Imagination Pistachio SoC clock controller
Programs the on-chip clock generators (PLLs, dividers, and muxes) inside Imagination Technologies' Pistachio system-on-chip, a MIPS-based IoT processor that powered the Creator Ci40 developer board launched in late 2015. Without it the CPU, peripherals, and Wi-Fi/Bluetooth radios on a Pistachio board cannot get their reference clocks set up at boot.
recommendation
Worth keeping but documenting its niche, since the Pistachio chip only ever shipped in small numbers on the 2015-era Creator Ci40 IoT development board. The code is still being maintained — a 2025 patch updated it to a newer kernel clock API and smaller cleanups landed in 2022 — and no one has proposed removing it, but real-world deployments are tiny and the boards are mostly available now as surplus new-old-stock.
repository signals
sources
- spinics.net
A substantive Pistachio clock-driver patch was still posted in 2025: 'clk: pistachio: pll: convert from round_rate() to determine_rate()'.
- lore.kernel.org
The driver received a non-treewide fix in 2022 ('clk: pistachio: Fix initconst confusion'), indicating maintained upstream build/API health.
- lore.kernel.org
The driver received an explicit Pistachio-specific cleanup in 2022 ('Declare mux table as const u32[]').
- en.wikipedia.org
Pistachio-backed Creator Ci40 hardware was introduced in November 2015 and is an older MIPS IoT development-board family rather than current mass-market hardware.
- ebay.com
As of 2026, unopened 'New' Creator Ci40 boards were still being sold by a surplus reseller, suggesting residual new-old-stock availability rather than active mainstream production.

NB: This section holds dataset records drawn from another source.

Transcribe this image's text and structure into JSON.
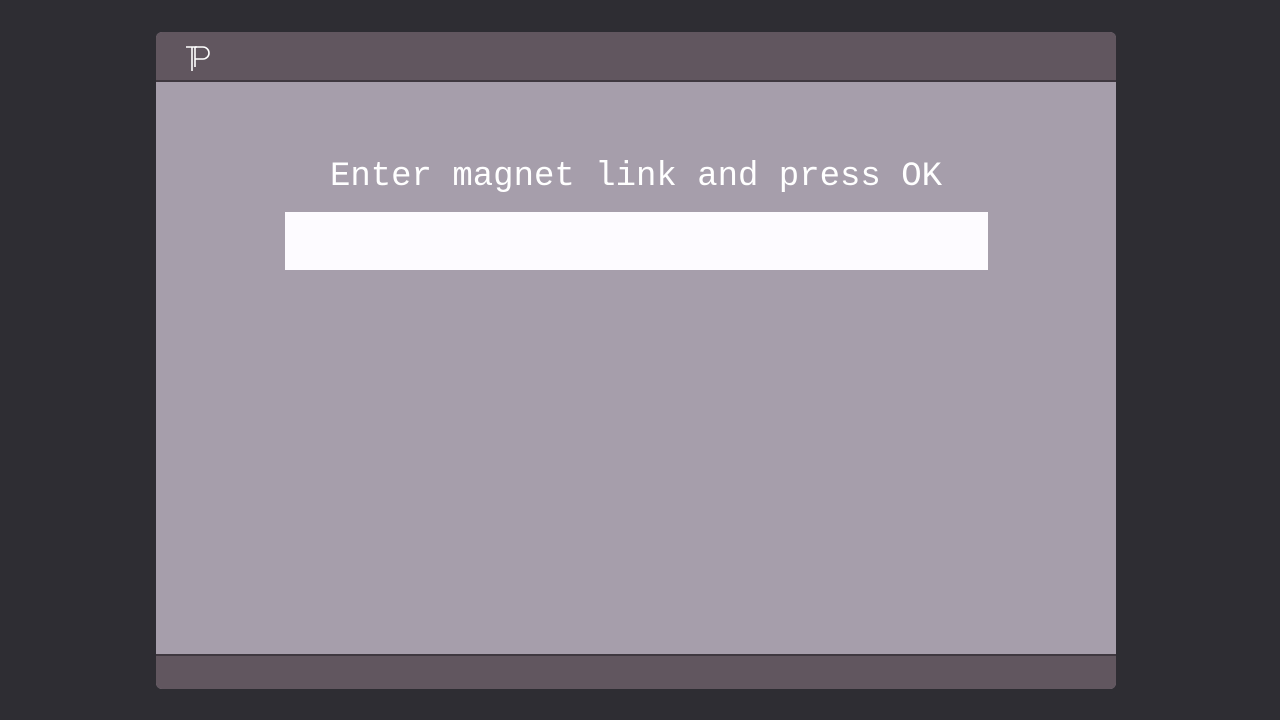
{
  "app": {
    "logo_icon": "tp-logo-icon"
  },
  "main": {
    "prompt": "Enter magnet link and press OK",
    "magnet_input": {
      "value": "",
      "placeholder": ""
    }
  },
  "colors": {
    "background": "#2e2d33",
    "titlebar": "#61565f",
    "content": "#a69eab",
    "input": "#fdfbff",
    "text": "#ffffff"
  }
}
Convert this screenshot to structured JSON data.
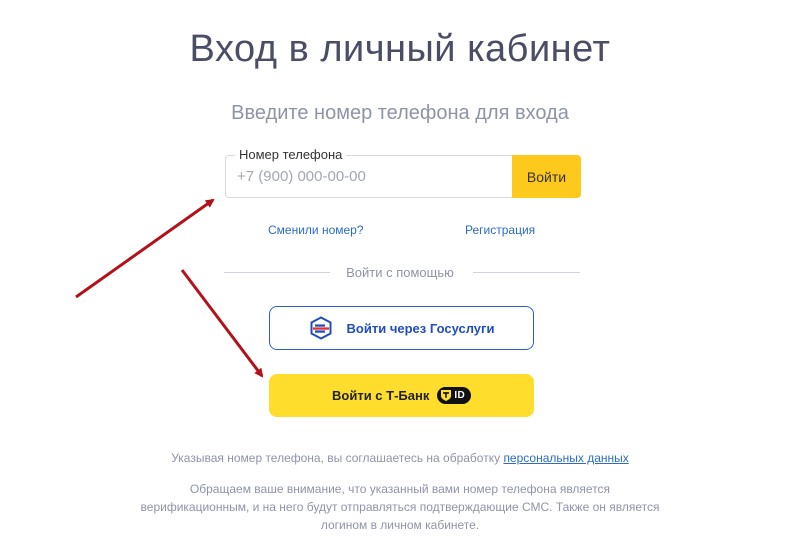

codex reasoning notes (technical)
Real SoC clock driver directory using CLK_OF_DECLARE, not a helper library. Local shell inspection showed Pistachio DT bindings remain in-tree and arch/mips generic Marduk config still enables COMMON_CLK_PISTACHIO. Upstream activity came from local git log/tool output plus web search: a substantive 2025 clk API migration patch exists (spinics URL from web search), and earlier 2022 lore-linked fixes were visible in commit metadata from git log. I found no evidence of an active removal series. Hardware evidence from web search/open shows Pistachio's main public board (Creator Ci40) is a 2015-era dev kit; surplus sellers still list new units, so 'still sold new' is true in the narrow new-old-stock sense, but present-day deployments are likely low and niche. Result: keep the driver, but annotate as legacy/niche rather than deprecate or remove.